A connection to nature.
We know you may have heard this before, perhaps it’s a well-worn trope – but bear with us, we promise it’s worth it. For starters, the facts back us up, and the impact this lack of nature is having on your life is important to understand. Our lives are built around industry, construction, efficiency, and production. This is conducive to the things we need to get done: work, commuting, errands. It’s all too easy to forget we are animals first, the product of millions of years of evolution and growth in an environment that was much, much different from the urban world we live in today. Our nature and instincts were shaped around the natural world, where our basic needs for food, water, and shelter a constant priority. Because of this, many of our basic functions and primal instincts can only be satisfied by the triggers they evolved around. Here are some examples:
• One study tested for differences in memory between two groups: one group took a walk in an urban setting and one group took a walk among trees. They then tested a variety of their memory functions and found the nature-walking group performed 20% better than their urban-walking counterparts.
• Healthy adults AND people suffering from Major Depressive Disorder (commonly called “depression”) saw significant increases in memory span, memory function, and improvements in mood after taking nature walks.
• In an office space, the sight of trees significantly improves job satisfaction scores and decreases job stress measures.
• The sight of the color green has been demonstrably shown to increase mental activity, creativity, and free association.

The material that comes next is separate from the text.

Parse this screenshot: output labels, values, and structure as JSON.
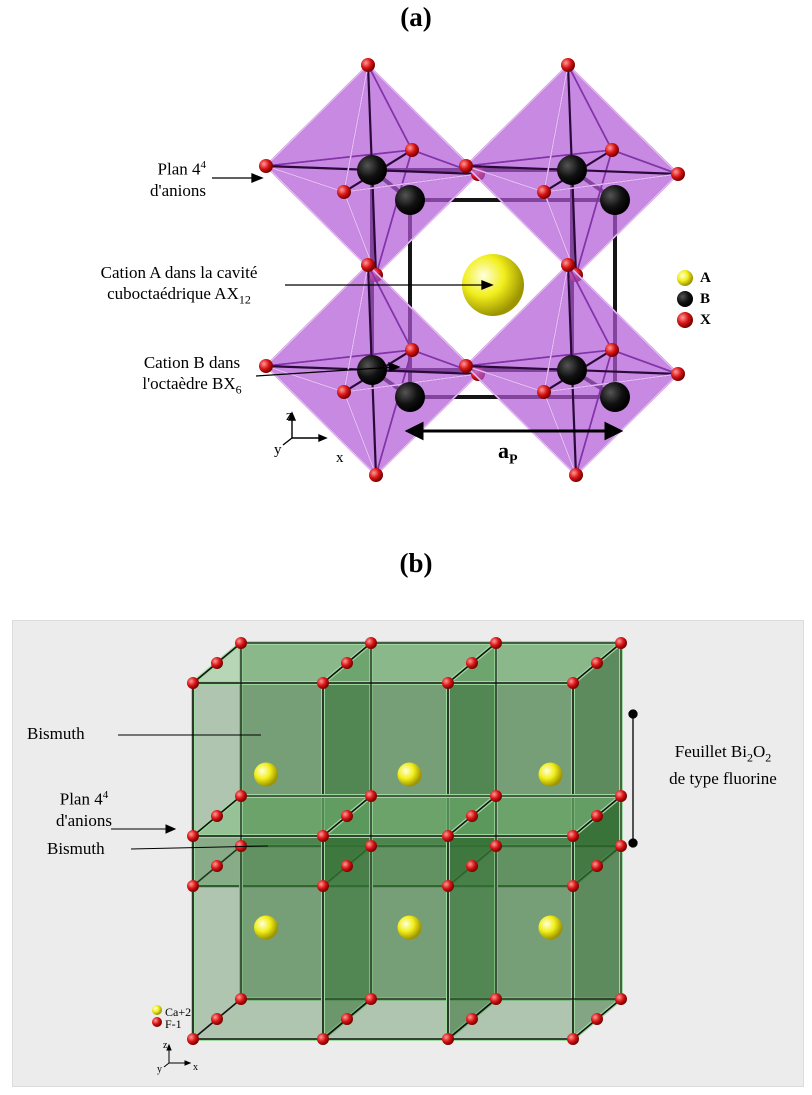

We could go on, but you're probably wondering: “What does all this mean for me?” Well, we believe that there is an innate relationship between a one’s connection to the natural world and personal well-being, fulfillment, and happiness. This connection is a deep and vital component of life for every human being, and it has largely been neglected, overlooked, or forgotten in modern conversation. Our society dove headfirst into modern science, medicine, and industry over the last centuries, and the advancements in medicine and science have provided us with countless wonders.
We’re very fortunate to live in the times we do. But the potentially negative impacts of our industry-driven, urbanized style of living are worth taking a closer look at. The explosive growth of cities, suburbs, and metropolitan areas have brought almost all of our daily needs to our doorsteps, but hasn’t this also separated us farther from the natural world? The same natural world we just read about all the benefits of above? And our advancements and increased knowledge have been largely good, yes, but maybe they’ve also imparted in us a hubris and disdain for the “old” wisdom of traditional people and ancient cultures – who learned many of their lessons over generations of living in the nature around them.
The Helper’s Mentoring Society hopes to challenge these concepts; we believe there is a wealth of unique value and knowledge in traditional ceremonial practices like nature connection, as well as in the simple everyday customs like nature walks or journaling as the sun sets. We aim to provide everyone with the knowledge needed to have a conversation about these topics, and hopefully to find the value in them for yourself. You may just find that this was the piece of the puzzle you were missing.